The law treats pets as property. Therefore, the value of pets would normally be the “market price” for the animal. Unless a pet is a pure bred show animal, its market value is likely to be a very small sum.
The Fort Worth Court of Appeals ruled this month that owners should be able to recover the sentimental value of their pet, rather than the market price. The case, named Medlen v. Strickland, ___ S.W.3d ___ (Tex.App.-Fort Worth 2011), involved a dog picked up by animal control after it escaped from the family’s backyard. The owner found the dog at the animal shelter, but did not have sufficient funds to pay the fees. So, a “hold for owner” tag was put on the dog’s collar indicating that the owners would return for their animal. In the meantime, however, the shelter euthanized the dog.

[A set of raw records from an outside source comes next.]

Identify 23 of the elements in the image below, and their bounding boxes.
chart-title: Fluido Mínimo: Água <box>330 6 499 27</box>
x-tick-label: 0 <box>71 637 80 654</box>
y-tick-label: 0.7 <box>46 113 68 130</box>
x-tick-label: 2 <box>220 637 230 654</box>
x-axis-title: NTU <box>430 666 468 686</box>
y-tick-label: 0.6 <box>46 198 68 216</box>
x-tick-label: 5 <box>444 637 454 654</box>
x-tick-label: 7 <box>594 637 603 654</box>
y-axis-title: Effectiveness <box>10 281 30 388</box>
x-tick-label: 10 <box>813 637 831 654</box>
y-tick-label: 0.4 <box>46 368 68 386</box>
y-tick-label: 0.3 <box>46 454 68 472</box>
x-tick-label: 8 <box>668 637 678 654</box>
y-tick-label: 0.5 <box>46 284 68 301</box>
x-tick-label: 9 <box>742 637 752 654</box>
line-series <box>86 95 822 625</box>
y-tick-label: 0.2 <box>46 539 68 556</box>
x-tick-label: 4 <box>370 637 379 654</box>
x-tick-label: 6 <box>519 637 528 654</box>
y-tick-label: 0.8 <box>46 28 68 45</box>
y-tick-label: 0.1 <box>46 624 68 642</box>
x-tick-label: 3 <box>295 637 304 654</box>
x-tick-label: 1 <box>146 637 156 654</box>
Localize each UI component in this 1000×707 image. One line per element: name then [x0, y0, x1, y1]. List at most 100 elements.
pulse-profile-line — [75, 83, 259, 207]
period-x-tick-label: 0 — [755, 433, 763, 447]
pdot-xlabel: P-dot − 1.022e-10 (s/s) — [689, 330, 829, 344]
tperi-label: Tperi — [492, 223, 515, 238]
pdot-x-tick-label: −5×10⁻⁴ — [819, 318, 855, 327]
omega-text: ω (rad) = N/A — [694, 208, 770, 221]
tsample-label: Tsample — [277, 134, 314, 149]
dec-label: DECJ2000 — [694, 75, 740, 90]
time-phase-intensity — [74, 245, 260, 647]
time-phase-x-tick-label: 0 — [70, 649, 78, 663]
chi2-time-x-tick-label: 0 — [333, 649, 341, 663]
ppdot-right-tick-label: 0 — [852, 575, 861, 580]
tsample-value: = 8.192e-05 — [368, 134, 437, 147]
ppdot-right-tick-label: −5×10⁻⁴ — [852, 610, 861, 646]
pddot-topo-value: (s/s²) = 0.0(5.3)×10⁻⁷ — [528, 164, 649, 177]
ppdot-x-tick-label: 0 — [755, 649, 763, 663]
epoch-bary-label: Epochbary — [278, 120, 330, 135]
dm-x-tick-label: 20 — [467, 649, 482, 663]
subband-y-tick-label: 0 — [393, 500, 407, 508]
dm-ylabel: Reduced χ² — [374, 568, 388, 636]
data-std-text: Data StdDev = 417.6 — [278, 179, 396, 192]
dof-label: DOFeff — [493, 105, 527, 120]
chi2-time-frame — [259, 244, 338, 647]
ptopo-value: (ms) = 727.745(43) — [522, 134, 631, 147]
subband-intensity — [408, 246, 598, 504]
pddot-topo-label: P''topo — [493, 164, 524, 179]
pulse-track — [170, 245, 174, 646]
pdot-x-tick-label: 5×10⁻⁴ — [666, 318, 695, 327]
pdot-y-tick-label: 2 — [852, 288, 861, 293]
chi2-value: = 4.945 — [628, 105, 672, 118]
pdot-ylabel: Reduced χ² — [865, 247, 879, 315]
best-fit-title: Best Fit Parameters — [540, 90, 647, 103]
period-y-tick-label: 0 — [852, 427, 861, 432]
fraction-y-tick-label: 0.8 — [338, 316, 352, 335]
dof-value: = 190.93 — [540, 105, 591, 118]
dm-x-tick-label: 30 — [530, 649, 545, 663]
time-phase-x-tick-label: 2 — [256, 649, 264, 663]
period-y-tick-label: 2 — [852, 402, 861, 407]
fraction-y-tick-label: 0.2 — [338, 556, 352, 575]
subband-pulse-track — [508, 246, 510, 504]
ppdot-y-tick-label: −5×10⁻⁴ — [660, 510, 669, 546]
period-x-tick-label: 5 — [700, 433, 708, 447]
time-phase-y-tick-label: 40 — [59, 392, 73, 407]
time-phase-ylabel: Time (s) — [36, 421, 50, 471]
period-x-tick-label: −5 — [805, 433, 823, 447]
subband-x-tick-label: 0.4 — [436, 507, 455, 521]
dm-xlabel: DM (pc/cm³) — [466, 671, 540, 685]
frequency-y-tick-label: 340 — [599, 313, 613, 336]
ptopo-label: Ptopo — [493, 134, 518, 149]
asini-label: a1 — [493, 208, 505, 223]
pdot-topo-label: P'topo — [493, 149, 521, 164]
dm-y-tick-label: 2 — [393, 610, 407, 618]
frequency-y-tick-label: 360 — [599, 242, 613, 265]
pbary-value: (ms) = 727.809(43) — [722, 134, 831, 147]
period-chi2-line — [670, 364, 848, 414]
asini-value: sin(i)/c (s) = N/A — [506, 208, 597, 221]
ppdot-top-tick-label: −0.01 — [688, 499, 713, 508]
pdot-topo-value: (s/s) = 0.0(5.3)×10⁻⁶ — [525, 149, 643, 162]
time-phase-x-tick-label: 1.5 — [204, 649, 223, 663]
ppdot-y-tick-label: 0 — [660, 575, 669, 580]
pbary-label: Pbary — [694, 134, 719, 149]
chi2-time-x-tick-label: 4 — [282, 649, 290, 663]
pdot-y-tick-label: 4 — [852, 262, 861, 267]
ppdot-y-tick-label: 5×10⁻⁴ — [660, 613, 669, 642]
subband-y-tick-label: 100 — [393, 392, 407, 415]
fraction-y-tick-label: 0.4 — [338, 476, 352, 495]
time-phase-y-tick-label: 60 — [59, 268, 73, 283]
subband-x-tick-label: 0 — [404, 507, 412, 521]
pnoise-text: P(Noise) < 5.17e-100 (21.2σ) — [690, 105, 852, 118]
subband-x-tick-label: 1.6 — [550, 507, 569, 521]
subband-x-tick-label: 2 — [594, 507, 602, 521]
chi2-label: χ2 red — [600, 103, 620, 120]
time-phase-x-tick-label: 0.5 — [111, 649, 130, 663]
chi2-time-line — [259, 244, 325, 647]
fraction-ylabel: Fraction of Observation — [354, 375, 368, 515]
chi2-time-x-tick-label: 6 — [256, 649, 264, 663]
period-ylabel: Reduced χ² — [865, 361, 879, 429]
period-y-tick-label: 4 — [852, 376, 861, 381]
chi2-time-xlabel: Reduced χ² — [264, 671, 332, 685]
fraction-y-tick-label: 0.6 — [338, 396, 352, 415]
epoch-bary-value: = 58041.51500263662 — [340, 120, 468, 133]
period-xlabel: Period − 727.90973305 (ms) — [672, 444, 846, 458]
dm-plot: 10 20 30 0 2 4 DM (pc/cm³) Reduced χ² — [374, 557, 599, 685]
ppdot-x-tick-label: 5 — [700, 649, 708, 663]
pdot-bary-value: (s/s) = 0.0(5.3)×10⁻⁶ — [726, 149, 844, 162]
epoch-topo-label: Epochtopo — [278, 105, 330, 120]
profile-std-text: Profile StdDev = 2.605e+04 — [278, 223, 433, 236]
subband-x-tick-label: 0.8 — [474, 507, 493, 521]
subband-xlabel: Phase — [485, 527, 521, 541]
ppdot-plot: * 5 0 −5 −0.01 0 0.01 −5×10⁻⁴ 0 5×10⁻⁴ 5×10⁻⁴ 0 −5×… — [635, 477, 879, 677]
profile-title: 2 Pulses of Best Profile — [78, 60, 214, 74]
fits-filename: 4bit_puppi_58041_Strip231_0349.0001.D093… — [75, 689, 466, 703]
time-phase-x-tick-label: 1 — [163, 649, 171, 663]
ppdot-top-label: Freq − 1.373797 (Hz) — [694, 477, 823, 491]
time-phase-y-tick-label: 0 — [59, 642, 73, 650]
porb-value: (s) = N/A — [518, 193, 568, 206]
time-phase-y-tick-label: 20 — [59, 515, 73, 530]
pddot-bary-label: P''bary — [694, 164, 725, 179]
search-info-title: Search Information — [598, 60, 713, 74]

The family sued for the “sentimental or intrinsic value” of the dog, and the trial judge ultimately dismissed the case. On appeal, however, the court of appeals ruled that the case could proceed. “Because of the special position pets hold in their family, we see no reason why existing law should not be interpreted to allow recovery in the loss of a pet at least to the same extent as any other personal property. . . . Today, we interpret timeworn supreme court law in light of subsequent supreme court law to acknowledge that the special value of ‘man’s best friend’ should be protected.”